His teammate leaps gracefully and snatches the disc from the air above his opponent’s head, landing in the endzone for a point.
The resulting cheers speak of a bond only an established university sports team could have.
But McKnight isn’t cheering with his university. Nor is he even on a Ryerson field. He’s playing for Torontula, the University of Toronto ultimate frisbee team and three-time Canadian university champions.
Second-year radio and television arts student McKnight also plays for GOAT — the best elite competitive men’s team in the country — and is a strong contender for making the 2012 Team Canada squad.
The reason Ryerson’s greatest upand- coming ultimate talent belongs to U of T? Ryerson doesn’t have a team.
“Would I join it if we had one? Definitely,” says Anthony Gras, three-year Ryerson intramural ultimate participant.
“There is talent. A lot of people like it. But I’ve only ever been able to play intramurals.”
Even intramural ultimate is struggling. “We made a switch from Moss Park to the Quad to improve turnout but things haven’t gotten much better,” said Nick Asquini, Ryerson intramural and sports club specialist.
Many consider ultimate the epitome of college sports. McKnight, for one, isn’t entirely sure why Ryerson hasn’t nurtured ultimate frisbee as a varsity sport or as an intramural program.
“I know that even intramural ultimate at U of T is huge,” said McKnight. “But I didn’t even know Ryerson had intramurals. I think there’s definitely talent and interest in the sport here, but it would help if it were easier to access.”

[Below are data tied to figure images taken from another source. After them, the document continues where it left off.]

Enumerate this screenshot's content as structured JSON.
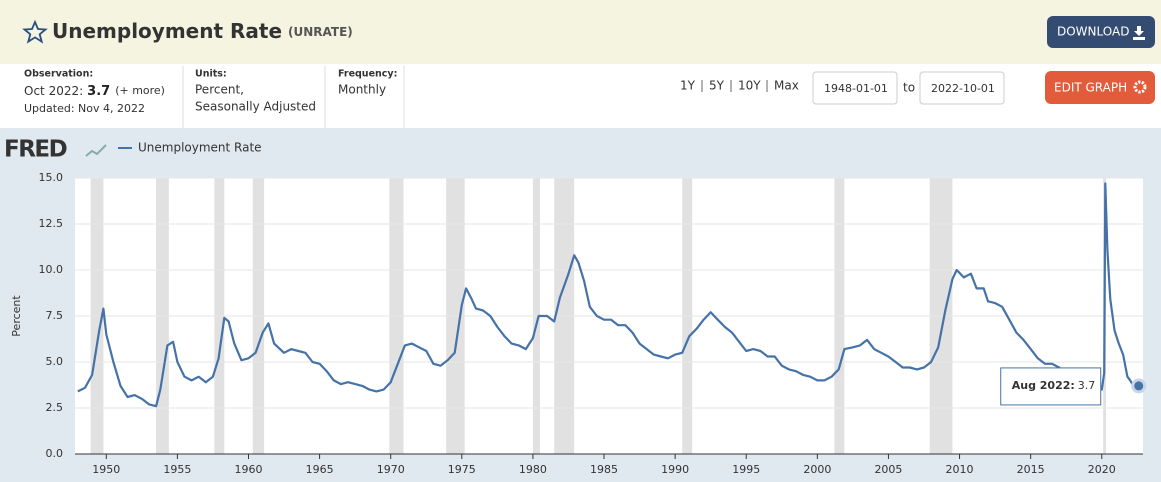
{
  "header": {
    "title": "Unemployment Rate",
    "code": "(UNRATE)",
    "download": "DOWNLOAD"
  },
  "info": {
    "observation_label": "Observation:",
    "observation_period": "Oct 2022:",
    "observation_value": 3.7,
    "more": "(+ more)",
    "updated": "Updated: Nov 4, 2022",
    "units_label": "Units:",
    "units": [
      "Percent,",
      "Seasonally Adjusted"
    ],
    "frequency_label": "Frequency:",
    "frequency": "Monthly"
  },
  "controls": {
    "ranges": [
      "1Y",
      "5Y",
      "10Y",
      "Max"
    ],
    "start": "1948-01-01",
    "to": "to",
    "end": "2022-10-01",
    "edit": "EDIT GRAPH"
  },
  "chart_data": {
    "type": "line",
    "logo": "FRED",
    "ylabel": "Percent",
    "xlim": [
      1947.8,
      2022.9
    ],
    "xticks": [
      1950,
      1955,
      1960,
      1965,
      1970,
      1975,
      1980,
      1985,
      1990,
      1995,
      2000,
      2005,
      2010,
      2015,
      2020
    ],
    "ylim": [
      0,
      15
    ],
    "yticks": [
      {
        "value": 0,
        "label": "0.0"
      },
      2.5,
      {
        "value": 5,
        "label": "5.0"
      },
      7.5,
      {
        "value": 10,
        "label": "10.0"
      },
      12.5,
      {
        "value": 15,
        "label": "15.0"
      }
    ],
    "grid": true,
    "recessions": [
      [
        1948.9,
        1949.8
      ],
      [
        1953.5,
        1954.4
      ],
      [
        1957.6,
        1958.3
      ],
      [
        1960.3,
        1961.1
      ],
      [
        1969.9,
        1970.9
      ],
      [
        1973.9,
        1975.2
      ],
      [
        1980.0,
        1980.5
      ],
      [
        1981.5,
        1982.9
      ],
      [
        1990.5,
        1991.2
      ],
      [
        2001.2,
        2001.9
      ],
      [
        2007.9,
        2009.5
      ],
      [
        2020.1,
        2020.3
      ]
    ],
    "x": [
      1948.0,
      1948.5,
      1949.0,
      1949.5,
      1949.8,
      1950.0,
      1950.5,
      1951.0,
      1951.5,
      1952.0,
      1952.5,
      1953.0,
      1953.5,
      1953.8,
      1954.3,
      1954.7,
      1955.0,
      1955.5,
      1956.0,
      1956.5,
      1957.0,
      1957.5,
      1957.9,
      1958.3,
      1958.6,
      1959.0,
      1959.5,
      1960.0,
      1960.5,
      1961.0,
      1961.4,
      1961.8,
      1962.5,
      1963.0,
      1963.5,
      1964.0,
      1964.5,
      1965.0,
      1965.5,
      1966.0,
      1966.5,
      1967.0,
      1967.5,
      1968.0,
      1968.5,
      1969.0,
      1969.5,
      1970.0,
      1970.5,
      1971.0,
      1971.5,
      1972.0,
      1972.5,
      1973.0,
      1973.5,
      1974.0,
      1974.5,
      1975.0,
      1975.3,
      1975.7,
      1976.0,
      1976.5,
      1977.0,
      1977.5,
      1978.0,
      1978.5,
      1979.0,
      1979.5,
      1980.0,
      1980.4,
      1980.7,
      1981.0,
      1981.5,
      1981.9,
      1982.5,
      1982.9,
      1983.2,
      1983.6,
      1984.0,
      1984.5,
      1985.0,
      1985.5,
      1986.0,
      1986.5,
      1987.0,
      1987.5,
      1988.0,
      1988.5,
      1989.0,
      1989.5,
      1990.0,
      1990.5,
      1991.0,
      1991.5,
      1992.0,
      1992.5,
      1993.0,
      1993.5,
      1994.0,
      1994.5,
      1995.0,
      1995.5,
      1996.0,
      1996.5,
      1997.0,
      1997.5,
      1998.0,
      1998.5,
      1999.0,
      1999.5,
      2000.0,
      2000.5,
      2001.0,
      2001.5,
      2001.9,
      2002.5,
      2003.0,
      2003.5,
      2004.0,
      2004.5,
      2005.0,
      2005.5,
      2006.0,
      2006.5,
      2007.0,
      2007.5,
      2008.0,
      2008.5,
      2009.0,
      2009.5,
      2009.8,
      2010.3,
      2010.8,
      2011.2,
      2011.7,
      2012.0,
      2012.5,
      2013.0,
      2013.5,
      2014.0,
      2014.5,
      2015.0,
      2015.5,
      2016.0,
      2016.5,
      2017.0,
      2017.5,
      2018.0,
      2018.5,
      2019.0,
      2019.5,
      2020.0,
      2020.17,
      2020.25,
      2020.4,
      2020.6,
      2020.9,
      2021.2,
      2021.5,
      2021.8,
      2022.0,
      2022.3,
      2022.6,
      2022.75
    ],
    "series": [
      {
        "name": "Unemployment Rate",
        "color": "#4572a7",
        "values": [
          3.4,
          3.6,
          4.3,
          6.7,
          7.9,
          6.5,
          5.0,
          3.7,
          3.1,
          3.2,
          3.0,
          2.7,
          2.6,
          3.5,
          5.9,
          6.1,
          5.0,
          4.2,
          4.0,
          4.2,
          3.9,
          4.2,
          5.2,
          7.4,
          7.2,
          6.0,
          5.1,
          5.2,
          5.5,
          6.6,
          7.1,
          6.0,
          5.5,
          5.7,
          5.6,
          5.5,
          5.0,
          4.9,
          4.5,
          4.0,
          3.8,
          3.9,
          3.8,
          3.7,
          3.5,
          3.4,
          3.5,
          3.9,
          4.9,
          5.9,
          6.0,
          5.8,
          5.6,
          4.9,
          4.8,
          5.1,
          5.5,
          8.1,
          9.0,
          8.4,
          7.9,
          7.8,
          7.5,
          6.9,
          6.4,
          6.0,
          5.9,
          5.7,
          6.3,
          7.5,
          7.5,
          7.5,
          7.2,
          8.5,
          9.8,
          10.8,
          10.4,
          9.4,
          8.0,
          7.5,
          7.3,
          7.3,
          7.0,
          7.0,
          6.6,
          6.0,
          5.7,
          5.4,
          5.3,
          5.2,
          5.4,
          5.5,
          6.4,
          6.8,
          7.3,
          7.7,
          7.3,
          6.9,
          6.6,
          6.1,
          5.6,
          5.7,
          5.6,
          5.3,
          5.3,
          4.8,
          4.6,
          4.5,
          4.3,
          4.2,
          4.0,
          4.0,
          4.2,
          4.6,
          5.7,
          5.8,
          5.9,
          6.2,
          5.7,
          5.5,
          5.3,
          5.0,
          4.7,
          4.7,
          4.6,
          4.7,
          5.0,
          5.8,
          7.8,
          9.5,
          10.0,
          9.6,
          9.8,
          9.0,
          9.0,
          8.3,
          8.2,
          8.0,
          7.3,
          6.6,
          6.2,
          5.7,
          5.2,
          4.9,
          4.9,
          4.7,
          4.3,
          4.1,
          3.8,
          4.0,
          3.7,
          3.5,
          4.4,
          14.7,
          11.1,
          8.4,
          6.7,
          6.0,
          5.4,
          4.2,
          4.0,
          3.6,
          3.7,
          3.7
        ]
      }
    ],
    "annotations": [
      {
        "x": 2022.6,
        "label": "Aug 2022:",
        "value": 3.7
      }
    ]
  }
}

Crunched out of weeknight field time by every other intramural sport, ultimate unequivocally gets the short end of the stick with its Sunday slot.
With Ryerson’s large commuter student population, dedicated weekend participation is virtually nonexistent. “Intramural ultimate at its most successful was very residence-based,” said Asquini.
“Residence participation is still very good. Where we would struggle in forming a club or a team would be having a dedicated field to play on, and accessibility.
“Ultimate at Ryerson is not dead, but it’s struggling. It could be so much more.”